Świadek K. Ł. (k. 338-341, 650-651) brał udział w obu rozmowach operacyjnych z A. J. (1), natomiast świadek R. K. (1) (k. 343-345, 649-650) wraz z uczestniczył w drugiej rozmowie operacyjnej z A. J. (1). Z uwagi na to, że w czasie tych rozmów oskarżeni mieli dopuścić się popełnienia zarzucanych im czynów, do ich zeznań należało podejść z dużą ostrożnością. W ocenie Sądu zeznania te są jednak spójne ze sobą i wyjaśnieniami oskarżonych zarówno w kwestiach istotnych, jak i szczegółowych. Wszyscy policjanci zgodnie bowiem opisali postawę J. w czasie rozmów. Wskazali, że mówił dużo i chętnie. Według nich J. nie podawał wówczas numerów konkretnych działek, a jedynie w jaki sposób dostał się do poszczególnych pomieszczeń i co zabrał. Obaj świadkowie zgodnie wskazali, że w trakcie drugiej rozmowy policjanci nie mieli ze sobą kartek, ani innych dokumentów, a wszelkie informacje od J. weryfikowali w sąsiednim pokoju. Zaprzeczyli temu, jakoby w trakcie rozmowy miały padać groźby lub mówiono, że cztery włamania to za mało. Świadkowie byli również zgodni co do tego z oskarżonymi, że B. M. nie była obecna w trakcie drugiej rozmowy i nie pamiętają kto i w jaki sposób przekazał jej uzyskane informacje. Z uwagi na zbieżność i konsekwencję powyższych zeznań Sąd dał im wiarę w całości. Dowody te miały doniosłe znaczenie, ponieważ w istotnym stopniu przyczyniły się do oceny wyjaśnień oskarżonych jako wiarygodnych. Przyjęcie odmiennej oceny skutkowałyby koniecznością akceptacji, iż funkcjonariusze Policji pracujący w K. P. T. P. w sposób zorganizowany i zaplanowany zajmowali się preparowaniem dowodów wobec niewinnym osobom. Należy także zwrócić uwagę na brak konsekwencji w działaniach oskarżyciela publicznego.
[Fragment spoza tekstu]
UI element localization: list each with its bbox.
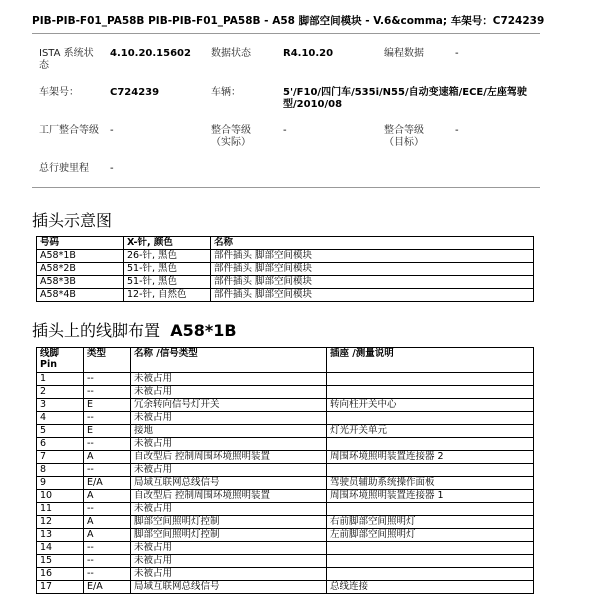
table-cell: A58*4B <box>37 289 124 302</box>
table-cell: 未被占用 <box>131 542 327 555</box>
table-cell <box>327 542 534 555</box>
pin-layout-connector: A58*1B <box>170 321 237 340</box>
data-status-value: R4.10.20 <box>283 48 334 59</box>
actual-level-value: - <box>283 125 287 136</box>
table-cell: 部件插头 脚部空间模块 <box>211 276 534 289</box>
vehicle-label: 车辆： <box>211 87 241 98</box>
connector-table-row <box>37 263 534 276</box>
header-pin: 线脚 Pin <box>37 348 84 373</box>
table-cell: 6 <box>37 438 84 451</box>
pin-table-row <box>37 555 534 568</box>
connector-table-header <box>37 237 534 250</box>
table-cell: A <box>84 451 131 464</box>
pin-table-row <box>37 542 534 555</box>
table-cell <box>327 464 534 477</box>
programming-value: - <box>455 48 459 59</box>
header-type: 类型 <box>84 348 131 373</box>
connector-table-row <box>37 250 534 263</box>
header-pin-color: X-针, 颜色 <box>124 237 211 250</box>
table-cell <box>327 555 534 568</box>
table-cell: A58*2B <box>37 263 124 276</box>
data-status-label: 数据状态 <box>211 48 251 59</box>
table-cell: 15 <box>37 555 84 568</box>
pin-table-row <box>37 464 534 477</box>
table-cell: 未被占用 <box>131 503 327 516</box>
table-cell <box>327 438 534 451</box>
table-cell <box>327 373 534 386</box>
table-cell: 自改型后 控制周围环境照明装置 <box>131 490 327 503</box>
programming-label: 编程数据 <box>384 48 424 59</box>
table-cell: 转向柱开关中心 <box>327 399 534 412</box>
table-cell: 右前脚部空间照明灯 <box>327 516 534 529</box>
table-cell: -- <box>84 568 131 581</box>
table-cell: 5 <box>37 425 84 438</box>
table-cell: 左前脚部空间照明灯 <box>327 529 534 542</box>
connector-diagram-heading: 插头示意图 <box>32 211 113 230</box>
header-name: 名称 <box>211 237 534 250</box>
pin-table-row <box>37 503 534 516</box>
header-signal: 名称 /信号类型 <box>131 348 327 373</box>
table-cell: 未被占用 <box>131 412 327 425</box>
target-level-value: - <box>455 125 459 136</box>
table-cell: -- <box>84 412 131 425</box>
table-cell: A58*1B <box>37 250 124 263</box>
table-cell: -- <box>84 503 131 516</box>
table-cell: 8 <box>37 464 84 477</box>
pin-table-row <box>37 412 534 425</box>
vehicle-value: 5'/F10/四门车/535i/N55/自动变速箱/ECE/左座驾驶型/2010/08 <box>283 87 527 110</box>
table-cell: -- <box>84 438 131 451</box>
table-cell: 冗余转向信号灯开关 <box>131 399 327 412</box>
table-cell: A <box>84 490 131 503</box>
table-cell: 部件插头 脚部空间模块 <box>211 250 534 263</box>
pin-table-row <box>37 516 534 529</box>
factory-level-label: 工厂整合等级 <box>39 125 99 136</box>
table-cell: A <box>84 516 131 529</box>
table-cell: 16 <box>37 568 84 581</box>
connector-table <box>36 236 534 302</box>
table-cell: 总线连接 <box>327 581 534 594</box>
pin-table-row <box>37 425 534 438</box>
table-cell: -- <box>84 373 131 386</box>
pin-layout-heading <box>32 318 237 341</box>
connector-table-row <box>37 276 534 289</box>
vehicle-info-block <box>0 0 604 200</box>
table-cell: 局域互联网总线信号 <box>131 581 327 594</box>
table-cell: 12 <box>37 516 84 529</box>
table-cell: -- <box>84 386 131 399</box>
pin-table <box>36 347 534 594</box>
table-cell: -- <box>84 555 131 568</box>
table-cell: A <box>84 529 131 542</box>
vin-label: 车架号： <box>39 87 79 98</box>
table-cell: E/A <box>84 477 131 490</box>
table-cell: 2 <box>37 386 84 399</box>
table-cell: 灯光开关单元 <box>327 425 534 438</box>
info-divider <box>32 187 540 188</box>
table-cell: A58*3B <box>37 276 124 289</box>
table-cell: 周围环境照明装置连接器 2 <box>327 451 534 464</box>
pin-table-row <box>37 529 534 542</box>
header-socket: 插座 /测量说明 <box>327 348 534 373</box>
table-cell: 51-针, 黑色 <box>124 276 211 289</box>
table-cell: 12-针, 自然色 <box>124 289 211 302</box>
table-cell: 11 <box>37 503 84 516</box>
table-cell: 26-针, 黑色 <box>124 250 211 263</box>
table-cell: 3 <box>37 399 84 412</box>
table-cell: 部件插头 脚部空间模块 <box>211 263 534 276</box>
table-cell: 未被占用 <box>131 568 327 581</box>
pin-table-header <box>37 348 534 373</box>
table-cell: 自改型后 控制周围环境照明装置 <box>131 451 327 464</box>
table-cell: E <box>84 425 131 438</box>
pin-table-row <box>37 451 534 464</box>
pin-table-row <box>37 490 534 503</box>
table-cell: 10 <box>37 490 84 503</box>
table-cell <box>327 386 534 399</box>
table-cell: 周围环境照明装置连接器 1 <box>327 490 534 503</box>
factory-level-value: - <box>110 125 114 136</box>
table-cell: 17 <box>37 581 84 594</box>
table-cell: 9 <box>37 477 84 490</box>
table-cell: 1 <box>37 373 84 386</box>
table-cell: 14 <box>37 542 84 555</box>
table-cell: 4 <box>37 412 84 425</box>
table-cell: 7 <box>37 451 84 464</box>
table-cell <box>327 412 534 425</box>
table-cell: 未被占用 <box>131 373 327 386</box>
table-cell: 脚部空间照明灯控制 <box>131 529 327 542</box>
pin-table-row <box>37 386 534 399</box>
connector-table-row <box>37 289 534 302</box>
table-cell: -- <box>84 464 131 477</box>
pin-table-row <box>37 373 534 386</box>
table-cell: 脚部空间照明灯控制 <box>131 516 327 529</box>
table-cell: 13 <box>37 529 84 542</box>
ista-value: 4.10.20.15602 <box>110 48 191 59</box>
pin-table-row <box>37 477 534 490</box>
pin-table-row <box>37 438 534 451</box>
mileage-value: - <box>110 163 114 174</box>
table-cell: 未被占用 <box>131 386 327 399</box>
table-cell: 局域互联网总线信号 <box>131 477 327 490</box>
table-cell: 驾驶员辅助系统操作面板 <box>327 477 534 490</box>
table-cell: 未被占用 <box>131 438 327 451</box>
table-cell: E <box>84 399 131 412</box>
table-cell <box>327 568 534 581</box>
header-number: 号码 <box>37 237 124 250</box>
table-cell: E/A <box>84 581 131 594</box>
table-cell <box>327 503 534 516</box>
actual-level-label: 整合等级（实际） <box>211 125 251 148</box>
target-level-label: 整合等级（目标） <box>384 125 424 148</box>
ista-label: ISTA 系统状态 <box>39 48 94 71</box>
pin-table-row <box>37 581 534 594</box>
pin-table-row <box>37 399 534 412</box>
table-cell: 接地 <box>131 425 327 438</box>
table-cell: 未被占用 <box>131 464 327 477</box>
table-cell: -- <box>84 542 131 555</box>
pin-table-row <box>37 568 534 581</box>
mileage-label: 总行驶里程 <box>39 163 89 174</box>
pin-layout-heading-text: 插头上的线脚布置 <box>32 321 161 340</box>
document-header-title: PIB-PIB-F01_PA58B PIB-PIB-F01_PA58B - A58 脚部空间模块 - V.6&comma; 车架号：C724239 <box>32 15 545 27</box>
vin-value: C724239 <box>110 87 160 98</box>
table-cell: 51-针, 黑色 <box>124 263 211 276</box>
table-cell: 未被占用 <box>131 555 327 568</box>
table-cell: 部件插头 脚部空间模块 <box>211 289 534 302</box>
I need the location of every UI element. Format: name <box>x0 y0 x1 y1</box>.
Nie zostały bowiem postawione żadne zarzuty tym osobom, które w świetle twierdzeń pokrzywdzonego uczestniczyły w wymuszania na jego osobie wyjaśnień.

Świadek J. W. (k. 243-244, 625-626) jest komendantem KP T. - P. w T.. Sprawował on nadzór nad czynnościami operacyjnymi dokonywanymi z A. J. (1). Świadek wskazał, że wyniki komisariatu w wykrywalności sprawców kradzieży z włamaniem nie odbiegały od normy, a w okresie zdarzenia nie było w tej kwestii szczególnego nacisku. Dodał również, że nagrodę B. M. przyznano za działania w innych sprawach. Informacje podane przez świadka nie były kwestionowane w trakcie postępowania, a zgromadzony materiał dowodowy ich nie podważa. W związku z powyższym Sąd uznał je za całkowicie wiarygodne.

A. D. (k. 249-252, 626-627) jest kierownikiem referatu kryminalnego KP T. - P.. Sprawowała nadzór nad czynnościami dochodzeniowymi w dniach 3 i 4 lutego 2015 roku. Świadek wyznaczyła oskarżonych K. i P. do przeprowadzenia eksperymentu. K. miał pytać ją o to, jak ma wyglądać ta czynność. Nie wykluczyła, że oskarżeni mówili jej, że nigdy wcześniej nie przeprowadzali eksperymentu oraz, że nie było wolnego żadnego innego funkcjonariusza dochodzeniowego. Relacja świadka pokrywa się z wyjaśnieniami oskarżonych w przywołanym zakresie. Świadek nie miała powodu, aby zeznawać fałszywie na powyższe okoliczności, stąd Sąd uznał ten dowód za całkowicie wiarygodny. Najważniejsza okoliczność wynikająca z zeznań tej osoby to fakt, iż to od jej decyzji zależało wyznaczenie konkretnych funkcjonariuszy Policji biorących udział w eksperymencie procesowym. Co więcej w świetle jej relacji wyznaczenie K. i P. było wynikiem braku innych wolnych funkcjonariuszy Policji.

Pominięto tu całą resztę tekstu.